Such recurrences can be solved easily using subtraction of consecutive terms. If the initial conditions are not given, it means that you have to write the solution in terms of the initial terms ($T(0)$ in this problem).
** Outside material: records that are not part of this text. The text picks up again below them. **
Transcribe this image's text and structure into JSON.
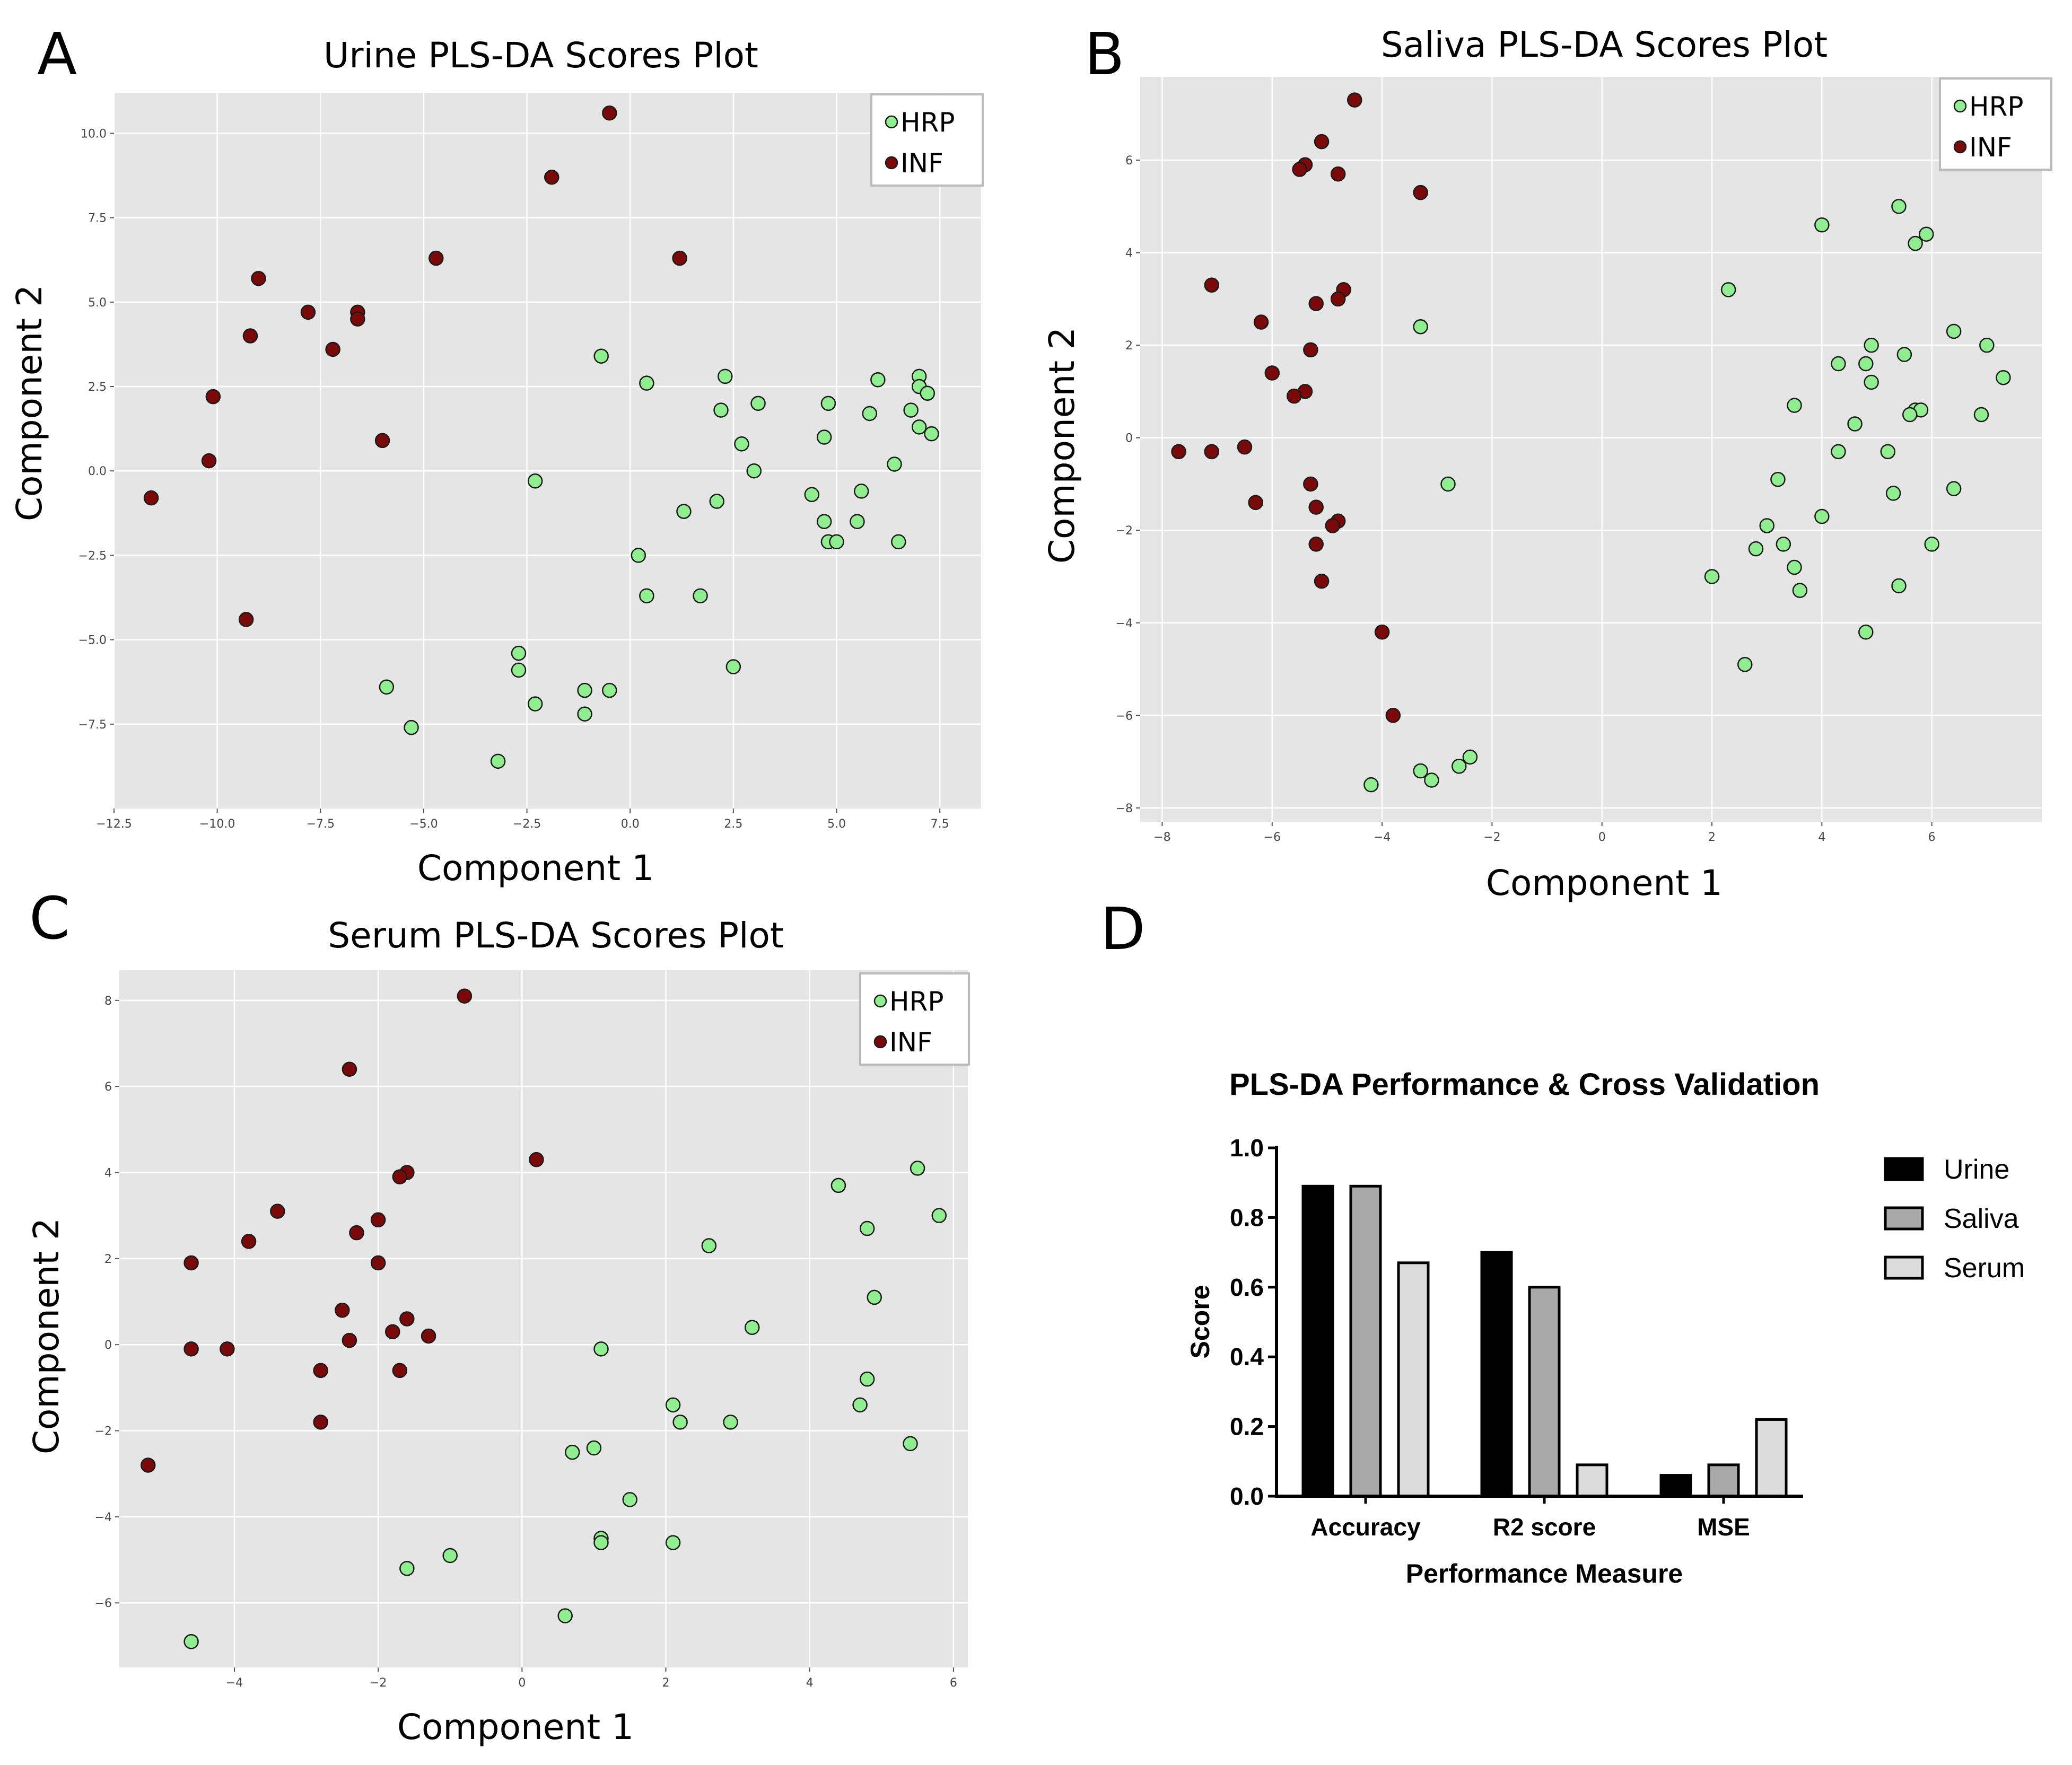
{
  "colors": {
    "hrp": "#90ee90",
    "inf": "#7a0a0a",
    "urine": "#000000",
    "saliva": "#a9a9a9",
    "serum": "#dcdcdc",
    "plot_bg": "#e5e5e5"
  },
  "chart_data": [
    {
      "id": "A",
      "panel_letter": "A",
      "type": "scatter",
      "title": "Urine PLS-DA Scores Plot",
      "xlabel": "Component 1",
      "ylabel": "Component 2",
      "xlim": [
        -12.5,
        8.5
      ],
      "ylim": [
        -10,
        11.2
      ],
      "xticks": [
        -12.5,
        -10,
        -7.5,
        -5,
        -2.5,
        0,
        2.5,
        5,
        7.5
      ],
      "xtick_labels": [
        "−12.5",
        "−10.0",
        "−7.5",
        "−5.0",
        "−2.5",
        "0.0",
        "2.5",
        "5.0",
        "7.5"
      ],
      "yticks": [
        -7.5,
        -5,
        -2.5,
        0,
        2.5,
        5,
        7.5,
        10
      ],
      "ytick_labels": [
        "−7.5",
        "−5.0",
        "−2.5",
        "0.0",
        "2.5",
        "5.0",
        "7.5",
        "10.0"
      ],
      "grid": true,
      "legend_position": "top-right",
      "legend": [
        "HRP",
        "INF"
      ],
      "series": [
        {
          "name": "HRP",
          "color": "#90ee90",
          "points": [
            [
              -0.7,
              3.4
            ],
            [
              0.4,
              2.6
            ],
            [
              2.3,
              2.8
            ],
            [
              2.2,
              1.8
            ],
            [
              3.1,
              2.0
            ],
            [
              4.8,
              2.0
            ],
            [
              5.8,
              1.7
            ],
            [
              6.0,
              2.7
            ],
            [
              7.0,
              2.8
            ],
            [
              7.0,
              2.5
            ],
            [
              7.2,
              2.3
            ],
            [
              6.8,
              1.8
            ],
            [
              7.0,
              1.3
            ],
            [
              7.3,
              1.1
            ],
            [
              4.7,
              1.0
            ],
            [
              2.7,
              0.8
            ],
            [
              3.0,
              0.0
            ],
            [
              6.4,
              0.2
            ],
            [
              -2.3,
              -0.3
            ],
            [
              4.4,
              -0.7
            ],
            [
              5.6,
              -0.6
            ],
            [
              2.1,
              -0.9
            ],
            [
              1.3,
              -1.2
            ],
            [
              4.7,
              -1.5
            ],
            [
              5.5,
              -1.5
            ],
            [
              4.8,
              -2.1
            ],
            [
              5.0,
              -2.1
            ],
            [
              6.5,
              -2.1
            ],
            [
              0.2,
              -2.5
            ],
            [
              0.4,
              -3.7
            ],
            [
              1.7,
              -3.7
            ],
            [
              -2.7,
              -5.4
            ],
            [
              -2.7,
              -5.9
            ],
            [
              2.5,
              -5.8
            ],
            [
              -5.9,
              -6.4
            ],
            [
              -1.1,
              -6.5
            ],
            [
              -0.5,
              -6.5
            ],
            [
              -2.3,
              -6.9
            ],
            [
              -1.1,
              -7.2
            ],
            [
              -5.3,
              -7.6
            ],
            [
              -3.2,
              -8.6
            ]
          ]
        },
        {
          "name": "INF",
          "color": "#7a0a0a",
          "points": [
            [
              -0.5,
              10.6
            ],
            [
              -1.9,
              8.7
            ],
            [
              -4.7,
              6.3
            ],
            [
              1.2,
              6.3
            ],
            [
              -9.0,
              5.7
            ],
            [
              -7.8,
              4.7
            ],
            [
              -6.6,
              4.7
            ],
            [
              -6.6,
              4.5
            ],
            [
              -9.2,
              4.0
            ],
            [
              -7.2,
              3.6
            ],
            [
              -10.1,
              2.2
            ],
            [
              -6.0,
              0.9
            ],
            [
              -10.2,
              0.3
            ],
            [
              -11.6,
              -0.8
            ],
            [
              -9.3,
              -4.4
            ]
          ]
        }
      ]
    },
    {
      "id": "B",
      "panel_letter": "B",
      "type": "scatter",
      "title": "Saliva PLS-DA Scores Plot",
      "xlabel": "Component 1",
      "ylabel": "Component 2",
      "xlim": [
        -8.4,
        8.0
      ],
      "ylim": [
        -8.3,
        7.8
      ],
      "xticks": [
        -8,
        -6,
        -4,
        -2,
        0,
        2,
        4,
        6
      ],
      "xtick_labels": [
        "−8",
        "−6",
        "−4",
        "−2",
        "0",
        "2",
        "4",
        "6"
      ],
      "yticks": [
        -8,
        -6,
        -4,
        -2,
        0,
        2,
        4,
        6
      ],
      "ytick_labels": [
        "−8",
        "−6",
        "−4",
        "−2",
        "0",
        "2",
        "4",
        "6"
      ],
      "grid": true,
      "legend_position": "top-right",
      "legend": [
        "HRP",
        "INF"
      ],
      "series": [
        {
          "name": "HRP",
          "color": "#90ee90",
          "points": [
            [
              5.4,
              5.0
            ],
            [
              4.0,
              4.6
            ],
            [
              5.9,
              4.4
            ],
            [
              5.7,
              4.2
            ],
            [
              2.3,
              3.2
            ],
            [
              -3.3,
              2.4
            ],
            [
              6.4,
              2.3
            ],
            [
              4.9,
              2.0
            ],
            [
              7.0,
              2.0
            ],
            [
              5.5,
              1.8
            ],
            [
              4.3,
              1.6
            ],
            [
              4.8,
              1.6
            ],
            [
              7.3,
              1.3
            ],
            [
              4.9,
              1.2
            ],
            [
              3.5,
              0.7
            ],
            [
              5.7,
              0.6
            ],
            [
              5.8,
              0.6
            ],
            [
              5.6,
              0.5
            ],
            [
              6.9,
              0.5
            ],
            [
              4.6,
              0.3
            ],
            [
              5.2,
              -0.3
            ],
            [
              4.3,
              -0.3
            ],
            [
              3.2,
              -0.9
            ],
            [
              -2.8,
              -1.0
            ],
            [
              6.4,
              -1.1
            ],
            [
              5.3,
              -1.2
            ],
            [
              4.0,
              -1.7
            ],
            [
              3.0,
              -1.9
            ],
            [
              3.3,
              -2.3
            ],
            [
              2.8,
              -2.4
            ],
            [
              6.0,
              -2.3
            ],
            [
              3.5,
              -2.8
            ],
            [
              2.0,
              -3.0
            ],
            [
              5.4,
              -3.2
            ],
            [
              3.6,
              -3.3
            ],
            [
              4.8,
              -4.2
            ],
            [
              2.6,
              -4.9
            ],
            [
              -2.4,
              -6.9
            ],
            [
              -2.6,
              -7.1
            ],
            [
              -3.3,
              -7.2
            ],
            [
              -3.1,
              -7.4
            ],
            [
              -4.2,
              -7.5
            ]
          ]
        },
        {
          "name": "INF",
          "color": "#7a0a0a",
          "points": [
            [
              -4.5,
              7.3
            ],
            [
              -5.1,
              6.4
            ],
            [
              -5.4,
              5.9
            ],
            [
              -5.5,
              5.8
            ],
            [
              -4.8,
              5.7
            ],
            [
              -3.3,
              5.3
            ],
            [
              -7.1,
              3.3
            ],
            [
              -4.7,
              3.2
            ],
            [
              -4.8,
              3.0
            ],
            [
              -5.2,
              2.9
            ],
            [
              -6.2,
              2.5
            ],
            [
              -5.3,
              1.9
            ],
            [
              -6.0,
              1.4
            ],
            [
              -5.4,
              1.0
            ],
            [
              -5.6,
              0.9
            ],
            [
              -6.5,
              -0.2
            ],
            [
              -7.7,
              -0.3
            ],
            [
              -7.1,
              -0.3
            ],
            [
              -5.3,
              -1.0
            ],
            [
              -6.3,
              -1.4
            ],
            [
              -5.2,
              -1.5
            ],
            [
              -4.8,
              -1.8
            ],
            [
              -4.9,
              -1.9
            ],
            [
              -5.2,
              -2.3
            ],
            [
              -5.1,
              -3.1
            ],
            [
              -4.0,
              -4.2
            ],
            [
              -3.8,
              -6.0
            ]
          ]
        }
      ]
    },
    {
      "id": "C",
      "panel_letter": "C",
      "type": "scatter",
      "title": "Serum PLS-DA Scores Plot",
      "xlabel": "Component 1",
      "ylabel": "Component 2",
      "xlim": [
        -5.6,
        6.2
      ],
      "ylim": [
        -7.5,
        8.7
      ],
      "xticks": [
        -4,
        -2,
        0,
        2,
        4,
        6
      ],
      "xtick_labels": [
        "−4",
        "−2",
        "0",
        "2",
        "4",
        "6"
      ],
      "yticks": [
        -6,
        -4,
        -2,
        0,
        2,
        4,
        6,
        8
      ],
      "ytick_labels": [
        "−6",
        "−4",
        "−2",
        "0",
        "2",
        "4",
        "6",
        "8"
      ],
      "grid": true,
      "legend_position": "top-right",
      "legend": [
        "HRP",
        "INF"
      ],
      "series": [
        {
          "name": "HRP",
          "color": "#90ee90",
          "points": [
            [
              5.5,
              4.1
            ],
            [
              4.4,
              3.7
            ],
            [
              5.8,
              3.0
            ],
            [
              4.8,
              2.7
            ],
            [
              2.6,
              2.3
            ],
            [
              4.9,
              1.1
            ],
            [
              3.2,
              0.4
            ],
            [
              1.1,
              -0.1
            ],
            [
              4.8,
              -0.8
            ],
            [
              4.7,
              -1.4
            ],
            [
              2.1,
              -1.4
            ],
            [
              2.2,
              -1.8
            ],
            [
              2.9,
              -1.8
            ],
            [
              5.4,
              -2.3
            ],
            [
              1.0,
              -2.4
            ],
            [
              0.7,
              -2.5
            ],
            [
              1.5,
              -3.6
            ],
            [
              1.1,
              -4.5
            ],
            [
              1.1,
              -4.6
            ],
            [
              2.1,
              -4.6
            ],
            [
              -1.0,
              -4.9
            ],
            [
              -1.6,
              -5.2
            ],
            [
              0.6,
              -6.3
            ],
            [
              -4.6,
              -6.9
            ]
          ]
        },
        {
          "name": "INF",
          "color": "#7a0a0a",
          "points": [
            [
              -0.8,
              8.1
            ],
            [
              -2.4,
              6.4
            ],
            [
              0.2,
              4.3
            ],
            [
              -1.6,
              4.0
            ],
            [
              -1.7,
              3.9
            ],
            [
              -3.4,
              3.1
            ],
            [
              -2.0,
              2.9
            ],
            [
              -2.3,
              2.6
            ],
            [
              -3.8,
              2.4
            ],
            [
              -2.0,
              1.9
            ],
            [
              -4.6,
              1.9
            ],
            [
              -2.5,
              0.8
            ],
            [
              -1.6,
              0.6
            ],
            [
              -1.8,
              0.3
            ],
            [
              -1.3,
              0.2
            ],
            [
              -2.4,
              0.1
            ],
            [
              -4.6,
              -0.1
            ],
            [
              -4.1,
              -0.1
            ],
            [
              -2.8,
              -0.6
            ],
            [
              -1.7,
              -0.6
            ],
            [
              -2.8,
              -1.8
            ],
            [
              -5.2,
              -2.8
            ]
          ]
        }
      ]
    },
    {
      "id": "D",
      "panel_letter": "D",
      "type": "bar",
      "title": "PLS-DA Performance & Cross Validation",
      "xlabel": "Performance Measure",
      "ylabel": "Score",
      "ylim": [
        0,
        1.0
      ],
      "yticks": [
        0,
        0.2,
        0.4,
        0.6,
        0.8,
        1.0
      ],
      "ytick_labels": [
        "0.0",
        "0.2",
        "0.4",
        "0.6",
        "0.8",
        "1.0"
      ],
      "categories": [
        "Accuracy",
        "R2 score",
        "MSE"
      ],
      "legend_position": "right",
      "series": [
        {
          "name": "Urine",
          "color": "#000000",
          "values": [
            0.89,
            0.7,
            0.06
          ]
        },
        {
          "name": "Saliva",
          "color": "#a9a9a9",
          "values": [
            0.89,
            0.6,
            0.09
          ]
        },
        {
          "name": "Serum",
          "color": "#dcdcdc",
          "values": [
            0.67,
            0.09,
            0.22
          ]
        }
      ]
    }
  ]
}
Here is the solution:
Given
$$T(n)=\frac2n\big(T(0)+T(1)+\ldots+T(n-1)\big)+5n\qquad\text{ for }n\ge 1\;,$$
so also
$$T(n-1)=\frac2{n-1}\big(T(0)+T(1)+\ldots+T(n-2)\big)+5(n-1)\qquad\text{ for }n\ge 2\;.$$
Rewriting:
$$nT(n)=2\big(T(0)+T(1)+...+T(n-1)\big)+5n^2$$
and
$$(n-1)T(n-1)=2\big(T(0)+T(1)+...+T(n-2)\big)+5(n-1)^2\;.$$
By subtracting the second from the first we get:
$$nT(n) - (n-1)T(n-1) = 2T(n-1) + 5n^2 - 5(n-1)^2\;,$$
or
$$nT(n) = (n+1)T(n-1) + 5(2n-1)$$
Finally, dividing by $n$:
$$T(n) = \frac{(n+1)T(n-1) + 5(2n-1)}n\qquad\text{ for }n\ge 1$$
Now you have only one term of $T$ on the RHS. Solve in terms of $T(0)$.